NTFR 2014/2932 - Antwoorden over fiscale faciliteiten bij asbestvervanging en zonnepanelen

Aflevering 51, gepubliceerd op 18-12-2014
Er zijn in de Tweede Kamer vragen gesteld over een artikel in NRC Q. Dat artikel ging over fiscaal aantrekkelijke investeringen door het vervangen van asbestdaken en een (aansluitende) investering in zonnepanelen. De milieu-investeringsaftrek (MIA) en de willekeurige afschrijving (Vamil) zijn van toepassing op investeringen in asbestsanering, de energie-investeringsaftrek (EIA) op het plaatsen van zonnepanelen en de Vamil op het plaatsen van zonnepanelen in combinatie met asbestsanering. MIA en EIA kunnen niet cumuleren. Vamil, MIA en EIA zijn ook mogelijk voor speciaal voor dat doel opgerichte samenwerkingsverbanden. De participant moet dan ondernemer zijn. Door de investering deels te financieren met vreemd vermogen kan de teruggaaf van de Belastingdienst in het eerste jaar hoger zijn dan de inbreng van de participant. De Milieulijst en Energielijst worden jaarlijks vastgesteld. Het kabinet onderzoekt het (procedureel) samengaan van MIA en Vamil.

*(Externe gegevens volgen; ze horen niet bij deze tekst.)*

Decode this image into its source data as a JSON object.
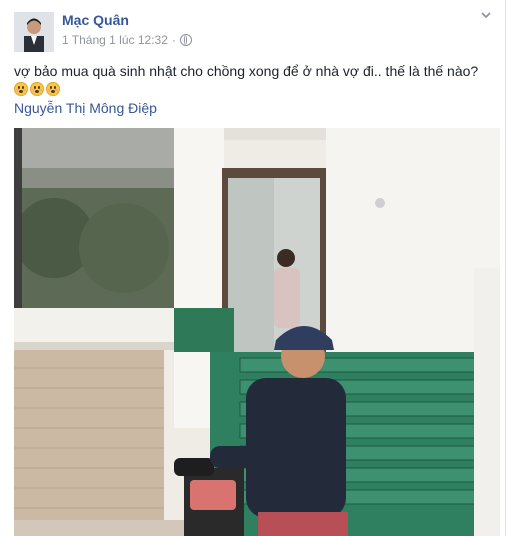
{
  "post": {
    "author": "Mạc Quân",
    "timestamp": "1 Tháng 1 lúc 12:32",
    "separator": "·",
    "privacy_icon": "globe-icon",
    "menu_icon": "chevron-down-icon",
    "text": "vợ bảo mua quà sinh nhật cho chồng xong để ở nhà vợ đi.. thế là thế nào?",
    "emoji_count": 3,
    "emoji_icon": "flushed-face-icon",
    "tagged_user": "Nguyễn Thị Mông Điệp"
  },
  "colors": {
    "link": "#365899",
    "meta": "#90949c",
    "text": "#1d2129"
  }
}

NTFR 2014/2933 - Kinderopvang kan door hantering kasstelsel de nog niet ontvangen bedragen niet afboeken

ECLI:NL:HR:2014:3588, datum uitspraak 12-12-2014, publicatiedatum 12-12-2014
Aflevering 51, gepubliceerd op 18-12-2014
Belanghebbende drijft een onderneming inzake kinderopvang. Belanghebbende hanteert in haar administratie het kasstelsel. De bedragen die daadwerkelijk zijn ontvangen van de ouders zijn in de administratie verantwoord als omzet. De gedeclareerde nog niet ontvangen bedragen zijn, conform dit kasstelsel, (nog) niet als omzet geboekt. Belanghebbende heeft de niet ontvangen bedragen wel afgeschreven. Met Rechtbank Noord-Holland is Hof Amsterdam (NTFR 2014/2130) van oordeel dat de hantering van het kasstelsel tot gevolg heeft dat belanghebbende geen post debiteuren op de (fiscale) balans heeft staan. Afboeking van de post debiteuren ten laste van het resultaat is daarom niet mogelijk.

NTFR 2014/2934 - Gebruikelijk loon: onvoldoende aanleiding om de afroommethode te hanteren met voorbijgaan aan de vergelijkingsmethode

ECLI:NL:RBNHO:2014:10956, datum uitspraak 11-11-2014, publicatiedatum 24-11-2014
Aflevering 51, gepubliceerd op 18-12-2014 met annotatie van mr. E. Alink
Belanghebbende is houdstermaatschappij en 100% aandeelhouder van A. Alle aandelen in belanghebbende zijn in handen van B. B is de enige werknemer van belanghebbende. B heeft in 2012 een brutoloon genoten van € 62.503. De omzet van A bedroeg € 198.052. Aangezien de omzet van A volledig bestaat uit de diensten die B (ter beschikking gesteld door belanghebbende), is de inspecteur van mening dat de afroommethode gehanteerd moet worden voor het bepalen van het gebruikelijk loon. Op het moment dat de vergelijkingsmethode gehanteerd zou worden, zou het loon van B niet ongebruikelijk zijn ten opzichte van een seniorjurist. De rechtbank is van oordeel dat uit het arrest van de Hoge Raad van 17 september 2004, nr. 38.378, NTFR 2004/1381, niet volgt dat het gebruikelijk loon bepaald moet worden op basis van de afroommethode met voorbijgaan aan de vergelijkingsmethode.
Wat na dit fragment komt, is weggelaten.